E depois de me começar a conhecer melhor e aceitar-me a mim mesma como sou, coisas extraordinárias começaram a acontecer. Era como se tivesse esfregado dos olhos uma névoa teimosa e as coisas começassem aos poucos a ficar mais definidas e claras. Para chegar onde estou neste momento, passei por muitos momentos de dúvida, de auto-questionamento, de frustração, de sofrimento, de mudança, de adaptabilidade, de descoberta. Acho piada quando dizem "just be yourself" quando eu, para poder ser eu mesma, tive de mudar. Ainda estou nesse processo, ainda sou um rebento verde - e mais pequena me sinto quando penso nas relações poliamorosas que existem há décadas, com pessoas que trabalham arduamente para a visibilidade desta conformação relacional. E, ainda assim, é fantástico conhecer-me melhor do que nunca, e descobrir que consigo sentir compersão pelas companheiras do meu companheiro. Não vim dar numa de proselitista e pregar como o poliamor é superior às outras formas de relação - mas numa relação monogâmica nunca teria a oportunidade de fazer amizades com punaluas. E é aqui que, para mim, o poli diverge da descrição de uma simples relação romântica mas com várias pessoas - todas as pessoas que fazem parte da constelação da qual também sou parte têm relações diferentes umas com as outras. O que o meu companheiro tem comigo tem uma dinâmica diferente da que tem com outra companheira, assim como a minha relação com cada uma delas é diferente, da mesma forma que a maneira como elas se relacionam entre si é única de pessoa para pessoa. Para além disto, todxs lutamos para equilibrar diferenças de poder. Todos comunicamos e buscamos o consentimento de todos - e aqui entram estratégias de comunicação mais complicadas, porque não é fácil conciliar consentimento, com comunicação, com os limites de toda a gente. Aprendi não só a falar mais, mas melhor. Aprendi a distinguir os momentos em que é preciso comunicar dos momentos em que é preciso dar espaço. E continuo a aprender.

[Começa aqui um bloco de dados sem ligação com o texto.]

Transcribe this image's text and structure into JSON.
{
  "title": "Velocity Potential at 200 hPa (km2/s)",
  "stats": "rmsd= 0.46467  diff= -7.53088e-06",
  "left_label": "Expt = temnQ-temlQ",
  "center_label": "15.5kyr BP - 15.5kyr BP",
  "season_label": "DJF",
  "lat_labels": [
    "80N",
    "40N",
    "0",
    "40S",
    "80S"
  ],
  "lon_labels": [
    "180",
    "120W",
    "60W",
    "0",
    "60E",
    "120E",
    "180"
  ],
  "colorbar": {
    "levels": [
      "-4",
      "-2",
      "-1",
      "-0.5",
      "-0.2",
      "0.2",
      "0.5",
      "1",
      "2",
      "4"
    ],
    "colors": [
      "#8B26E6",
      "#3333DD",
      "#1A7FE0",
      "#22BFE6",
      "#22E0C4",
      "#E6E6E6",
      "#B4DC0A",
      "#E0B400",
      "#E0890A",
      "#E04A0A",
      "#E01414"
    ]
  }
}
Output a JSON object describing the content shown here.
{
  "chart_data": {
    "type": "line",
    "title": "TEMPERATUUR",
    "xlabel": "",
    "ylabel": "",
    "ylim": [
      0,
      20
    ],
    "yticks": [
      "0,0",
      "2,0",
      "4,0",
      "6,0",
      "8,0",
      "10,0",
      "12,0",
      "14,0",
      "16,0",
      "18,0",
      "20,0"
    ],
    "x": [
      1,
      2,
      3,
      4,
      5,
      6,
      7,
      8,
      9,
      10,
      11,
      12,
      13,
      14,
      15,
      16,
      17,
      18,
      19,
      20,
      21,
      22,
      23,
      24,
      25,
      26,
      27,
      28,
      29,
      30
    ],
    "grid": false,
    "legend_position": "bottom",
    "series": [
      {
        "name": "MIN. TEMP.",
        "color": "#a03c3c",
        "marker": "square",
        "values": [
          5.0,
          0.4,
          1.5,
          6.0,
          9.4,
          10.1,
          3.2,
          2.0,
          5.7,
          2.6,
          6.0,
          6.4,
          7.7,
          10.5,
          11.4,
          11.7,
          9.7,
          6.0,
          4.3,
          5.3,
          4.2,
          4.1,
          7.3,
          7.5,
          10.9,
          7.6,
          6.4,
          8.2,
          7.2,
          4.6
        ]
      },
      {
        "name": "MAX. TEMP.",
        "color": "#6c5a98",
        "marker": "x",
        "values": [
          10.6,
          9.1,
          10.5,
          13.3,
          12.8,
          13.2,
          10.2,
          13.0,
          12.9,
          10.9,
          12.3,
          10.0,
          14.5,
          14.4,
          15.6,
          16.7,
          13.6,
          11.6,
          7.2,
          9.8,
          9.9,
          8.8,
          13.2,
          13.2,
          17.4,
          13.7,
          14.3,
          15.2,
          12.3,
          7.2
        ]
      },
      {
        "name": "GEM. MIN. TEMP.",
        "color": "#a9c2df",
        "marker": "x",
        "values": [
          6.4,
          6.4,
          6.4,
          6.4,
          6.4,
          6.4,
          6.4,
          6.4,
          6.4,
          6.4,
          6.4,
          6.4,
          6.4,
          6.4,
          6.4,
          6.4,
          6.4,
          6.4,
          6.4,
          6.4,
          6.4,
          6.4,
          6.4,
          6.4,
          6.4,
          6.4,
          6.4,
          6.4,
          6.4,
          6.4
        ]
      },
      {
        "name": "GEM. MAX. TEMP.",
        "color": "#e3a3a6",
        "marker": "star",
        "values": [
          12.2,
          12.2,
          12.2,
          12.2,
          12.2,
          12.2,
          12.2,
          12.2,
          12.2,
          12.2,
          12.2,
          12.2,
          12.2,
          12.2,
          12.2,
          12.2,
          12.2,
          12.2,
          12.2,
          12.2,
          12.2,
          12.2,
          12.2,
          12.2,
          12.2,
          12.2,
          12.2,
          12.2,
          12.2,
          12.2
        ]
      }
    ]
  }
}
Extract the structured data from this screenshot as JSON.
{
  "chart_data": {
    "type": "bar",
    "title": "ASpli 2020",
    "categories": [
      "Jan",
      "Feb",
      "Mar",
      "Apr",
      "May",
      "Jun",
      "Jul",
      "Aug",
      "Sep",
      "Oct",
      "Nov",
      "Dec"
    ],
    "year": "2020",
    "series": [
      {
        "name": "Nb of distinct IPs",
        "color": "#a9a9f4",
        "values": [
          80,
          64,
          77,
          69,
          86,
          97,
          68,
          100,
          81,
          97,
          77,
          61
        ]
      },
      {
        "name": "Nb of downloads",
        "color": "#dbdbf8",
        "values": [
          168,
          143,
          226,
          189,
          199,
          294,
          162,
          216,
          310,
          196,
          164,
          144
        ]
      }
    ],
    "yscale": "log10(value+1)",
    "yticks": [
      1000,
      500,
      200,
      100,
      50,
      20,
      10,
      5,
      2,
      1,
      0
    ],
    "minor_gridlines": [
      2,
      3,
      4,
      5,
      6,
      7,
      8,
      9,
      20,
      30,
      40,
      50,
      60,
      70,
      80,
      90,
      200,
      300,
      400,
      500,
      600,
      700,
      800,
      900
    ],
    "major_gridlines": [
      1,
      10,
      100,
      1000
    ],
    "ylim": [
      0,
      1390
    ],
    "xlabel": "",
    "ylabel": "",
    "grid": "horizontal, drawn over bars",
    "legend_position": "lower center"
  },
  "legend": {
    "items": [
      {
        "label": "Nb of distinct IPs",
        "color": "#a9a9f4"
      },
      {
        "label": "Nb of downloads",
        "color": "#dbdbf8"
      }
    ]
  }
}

Para mim, ser poliamorosa não é apenas poder amar mais pessoas. É também poder amar de mais maneiras diferentes. É ter o poder de conhecer os meus próprios limites e dá-los a conhecer sem recear ser julgada, porque todas as partes envolvidas sabem que toda a gente tem necessidades diferentes. É respeitar e sentir-me respeitada, aceite, compreendida e amada de uma forma que nunca senti antes. É poder ter uma postura com que me identifico realmente sem ter medo de ser reprimida outra vez. É poder falar sem ter medo de ser silenciada. É poder sentir-me livre - porque para mim ser livre é poder escolher.

É, além de algo intrínseco, a minha escolha.

Um ano de ser mais eu. Um ano de ser mais feliz. Um ano de fazer aquilo que escolhi fazer.